The Egyptian Journal of Neurology, Psychiatry and Neurosurgery201854:7

https://doi.org/10.1186/s41983-018-0010-6

  • Received: 25 October 2017
  • Accepted: 23 March 2018
  • Published:

Abstract

Background

Idiopathic intracranial hypertension (IIH) is a disorder with increased intracranial pressure of obscure cause. Patients with IIH may suffer from difficulty in thinking or concentrating. This work aimed at highlighting the neurophysiologic suggestions of cognitive impairment in IIH patients.

Methods

Twenty patients with IIH—and a similar number of matched control subjects—were examined in this case–control study. The P300 and contingent negative variation (CNV) were performed. Results from both groups were compared.

Results

There were significant lower means of P300 amplitude and CNV amplitude (early and late response) in patients than in controls. Also, there were significant delayed latencies of P300 and CNV in patients than in normal control subjects. Finally, P300 latency was correlated to mini-mental state examination.

Conclusions

We concluded that cognitive affection in IIH is well appreciated at neurophysiologic levels and is related to clinical inputs. We are providing a suggestion of the significant relation between clinical screening (i.e., mini-mental state examination) and NP screening (i.e., P300) of cognitive functions.

Keywords

  • Cognitive impairment
  • Event-related potentials
  • Idiopathic intracranial hypertension
  • Mini-mental state examination

Background

Idiopathic intracranial hypertension (IIH) is a disorder with increased intracranial pressure with no clinical, laboratory, or radiological evidence of intracranial pathology on conventional imaging (Wall 2010). Yet, definite altered cerebrospinal fluid (CSF) dynamics is present (Sinclair et al. 2010). Symptoms include headache, diplopia, pulsatile tinnitus, visual blurring, nausea, and vomiting. Modified Dandy criteria can be used to establish a diagnosis of IIH. Moreover, a cutoff for elevated CSF opening pressure needs to be specified (Friedman and Jacobson 2002). The event-related potential (ERP), P300, is involved in cognitive processing (Thakur et al. 2011), whereas the contingent negative variation (CNV) is another ERP that is speculated to show awareness, attention, decision-making, planning, and conation, as well as readiness for a motor response (Uysal et al. 2014).

Aim of work

The hypothesis of impaired cognition in IIH patients was adopted. Neurophysiologic (NP) tests were used as tools to screen for the presence/absence of impaired cognition in such patients.

Methods

Twenty patients (group I) with IIH were examined. Patients were diagnosed according to Dandy criteria for diagnosis of IIH disease. Twenty healthy subjects, matched for age, sex, and level of education, represented the control group (group II). All patients of group I and subjects of group II gave informed consent to share in this study. The study was officially approved by two appropriate ethical committees (intradepartmental and faculty ethical committees).

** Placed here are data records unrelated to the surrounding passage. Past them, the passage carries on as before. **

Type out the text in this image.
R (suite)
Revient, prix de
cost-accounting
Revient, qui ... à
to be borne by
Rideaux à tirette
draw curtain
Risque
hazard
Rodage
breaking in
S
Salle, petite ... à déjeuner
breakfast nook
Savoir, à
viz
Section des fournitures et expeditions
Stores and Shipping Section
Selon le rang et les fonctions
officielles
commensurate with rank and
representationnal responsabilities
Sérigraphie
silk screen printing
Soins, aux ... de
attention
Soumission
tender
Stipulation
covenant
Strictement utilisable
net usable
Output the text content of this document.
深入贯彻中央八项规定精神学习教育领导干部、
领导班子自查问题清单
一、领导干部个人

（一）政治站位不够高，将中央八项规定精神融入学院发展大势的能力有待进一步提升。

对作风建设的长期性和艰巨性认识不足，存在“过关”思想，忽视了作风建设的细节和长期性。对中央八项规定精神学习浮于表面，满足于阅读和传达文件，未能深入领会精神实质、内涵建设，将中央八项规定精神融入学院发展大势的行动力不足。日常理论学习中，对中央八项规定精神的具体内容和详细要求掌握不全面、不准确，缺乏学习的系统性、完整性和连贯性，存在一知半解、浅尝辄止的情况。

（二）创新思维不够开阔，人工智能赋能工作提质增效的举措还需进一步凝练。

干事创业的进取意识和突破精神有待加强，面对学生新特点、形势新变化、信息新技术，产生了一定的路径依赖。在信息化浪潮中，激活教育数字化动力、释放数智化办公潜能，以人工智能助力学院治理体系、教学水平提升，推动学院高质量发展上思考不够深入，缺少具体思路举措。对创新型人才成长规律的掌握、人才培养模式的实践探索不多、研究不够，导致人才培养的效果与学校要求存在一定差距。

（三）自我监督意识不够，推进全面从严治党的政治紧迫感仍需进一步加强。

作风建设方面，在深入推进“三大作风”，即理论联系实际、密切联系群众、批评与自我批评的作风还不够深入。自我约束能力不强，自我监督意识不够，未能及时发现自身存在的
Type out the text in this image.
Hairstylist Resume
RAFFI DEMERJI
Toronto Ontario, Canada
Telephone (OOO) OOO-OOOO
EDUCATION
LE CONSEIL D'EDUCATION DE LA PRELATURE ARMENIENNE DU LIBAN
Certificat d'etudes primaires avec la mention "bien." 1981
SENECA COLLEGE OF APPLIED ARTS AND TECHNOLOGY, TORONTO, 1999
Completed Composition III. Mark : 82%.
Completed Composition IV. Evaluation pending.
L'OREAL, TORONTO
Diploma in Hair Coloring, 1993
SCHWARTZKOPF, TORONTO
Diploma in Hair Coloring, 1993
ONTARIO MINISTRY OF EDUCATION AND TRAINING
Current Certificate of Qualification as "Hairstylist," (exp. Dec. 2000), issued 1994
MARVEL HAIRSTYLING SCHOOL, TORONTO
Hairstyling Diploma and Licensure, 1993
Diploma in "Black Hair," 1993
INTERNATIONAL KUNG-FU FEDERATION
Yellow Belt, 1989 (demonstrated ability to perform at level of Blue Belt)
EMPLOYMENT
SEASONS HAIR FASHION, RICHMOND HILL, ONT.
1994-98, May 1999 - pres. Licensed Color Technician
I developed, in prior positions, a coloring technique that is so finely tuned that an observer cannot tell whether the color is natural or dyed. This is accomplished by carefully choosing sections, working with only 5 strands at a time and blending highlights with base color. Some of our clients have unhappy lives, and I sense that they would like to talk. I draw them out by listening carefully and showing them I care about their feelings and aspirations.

Group I included patients with a score greater than or equal to 24 on mini-mental state examination (MMSE), having intracranial pressure greater than 25 cmH2O measured in lateral decubitus position, showing normal CSF composition, and the absence of hydrocephalus or mass in imaging. Ages ranged from 18 to 45 years, and education started at 6 years or more. The study excluded patients with major language disturbance; severe physical, auditory, or visual impairment affecting their ability to complete testing; those with a history of alcohol intake or any substance abuse, with evidence of any concomitant medical or metabolic illness known to affect cognition—e.g., thyroid or parathyroid disease, hepatic or renal failure; those with current or prior history of major psychiatric disorder and/or current use of anxiolytic, neuroleptic, or sedative medication; and—finally—those with known comorbidities such as hypertension or diabetes mellitus.

The MMSE assesses subjects’ orientation to time and place, instantaneous memory, short-term memory, serial subtractions or reverse spelling constructional capacities (copying a design), and use of language (Folstein et al. 1975). Clinical assessment was carried out for the patients, and it included general examination, with different systems assessment to exclude any associated medical illness, as well as thorough history taking and full neurological examination, according to the IIH sheet of the local Neurology Department (Additional file 1: Appendix 1).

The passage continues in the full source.